Photo by Tomasz Stasiuk
California State University, Fullerton

Resilience in Academia

In the midst of college decisions arriving to anticipating high school and college students. I’d like to reflect back to a quote I once heard. Babe Ruth, an American Professional Baseball player once famously said, “You just can’t beat the person who never gives up.” These are words that resonate deeply with me. I carry these inspiring words with me, during every important milestone, disappointment, or even in times of fear.

Fear is powerful in its ability to trap us into feeling a sense of inferiority, especially when it is concerning something as serious as our future. Having gone through both the undergraduate and graduate application processes, I feel my experience could possibly shed light to students who are going through this difficult and stressful process.

Admittedly, I have experienced the let down of not being accepted to my top choice university. However, I soon realized that nothing good comes from wallowing and overthinking about why I wasn’t accepted, or what I could have overlooked leading to my rejection letter. Yes, rejection is a difficult pill to swallow. Nonetheless, without rejection in life, we would not be able to learn from the situation and reevaluate ourselves.
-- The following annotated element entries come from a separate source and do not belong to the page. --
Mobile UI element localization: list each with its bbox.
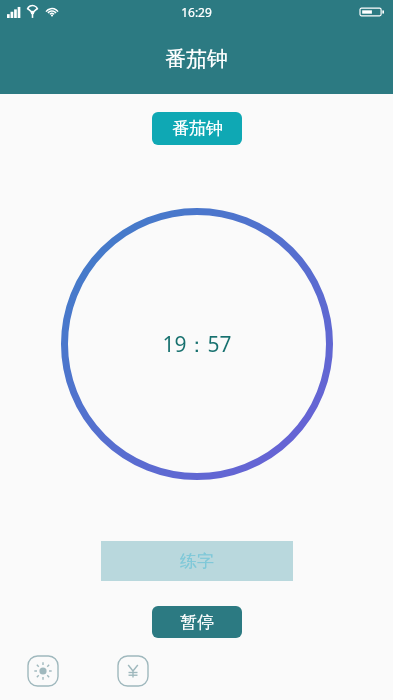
button[interactable]: 暂停: [152, 606, 242, 638]
button[interactable]: Currency: [118, 656, 148, 686]
staticText: 番茄钟: [172, 118, 223, 139]
staticText: 19：57: [162, 330, 232, 359]
staticText: 番茄钟: [165, 46, 228, 72]
staticText: 暂停: [180, 612, 214, 633]
staticText: 16:29: [181, 4, 212, 20]
staticText: 练字: [180, 551, 214, 572]
button[interactable]: 练字: [101, 541, 293, 581]
button[interactable]: 番茄钟: [152, 112, 242, 145]
button[interactable]: Brightness: [28, 656, 58, 686]
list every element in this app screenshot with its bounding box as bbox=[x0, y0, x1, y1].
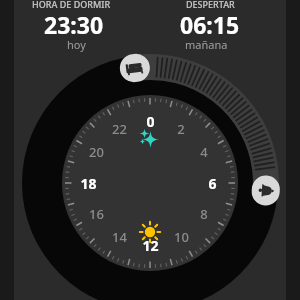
staticText: 0 bbox=[146, 112, 155, 130]
staticText: 16 bbox=[89, 205, 104, 223]
staticText: 8 bbox=[200, 205, 208, 223]
button[interactable]: DESPERTAR bbox=[154, 0, 284, 54]
button[interactable]: Alarm handle bbox=[249, 176, 283, 206]
button[interactable]: HORA DE DORMIR bbox=[16, 0, 146, 54]
staticText: 14 bbox=[112, 228, 127, 246]
staticText: mañana bbox=[185, 37, 228, 52]
staticText: 6 bbox=[208, 174, 217, 192]
staticText: 20 bbox=[89, 143, 104, 161]
staticText: 18 bbox=[80, 174, 97, 192]
staticText: 06:15 bbox=[180, 9, 240, 40]
staticText: 12 bbox=[142, 236, 159, 254]
staticText: 22 bbox=[112, 120, 127, 138]
button[interactable]: Bedtime handle bbox=[118, 53, 152, 83]
staticText: 10 bbox=[174, 228, 189, 246]
staticText: 4 bbox=[200, 143, 208, 161]
staticText: HORA DE DORMIR bbox=[32, 0, 111, 10]
staticText: 23:30 bbox=[44, 9, 104, 40]
staticText: 2 bbox=[177, 120, 185, 138]
staticText: DESPERTAR bbox=[186, 0, 235, 10]
staticText: hoy bbox=[67, 37, 86, 52]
The aftermath of my rejection to my top choice university, surprisingly allowed me to become a more motivated student. I interpreted my rejection not as a failure, but as an enlightening experience of recognizing improvements I could implement to my academic application. I placed my focus on accepting the fact that there are many qualified students that apply every year to the same university, that I also had my heart set on. I chose to not allow a rejection, or the fear of possibly receiving another rejection, to get in my way of accomplishing my dreams.

Thus, a rejection is not a setback, but rather, the beginning of a greater opportunity. There could be an equally rewarding opportunity that awaits at another university. Moreover, this could be the beginning of changes that students could make to become stronger students and individuals for the next round of applications, in both the academic and professional world.

Essentially, I hope this piece can provide some insight and support to any students who are grappling with this tedious time. This is not the end of your academic career, but simply, the beginning of a new path.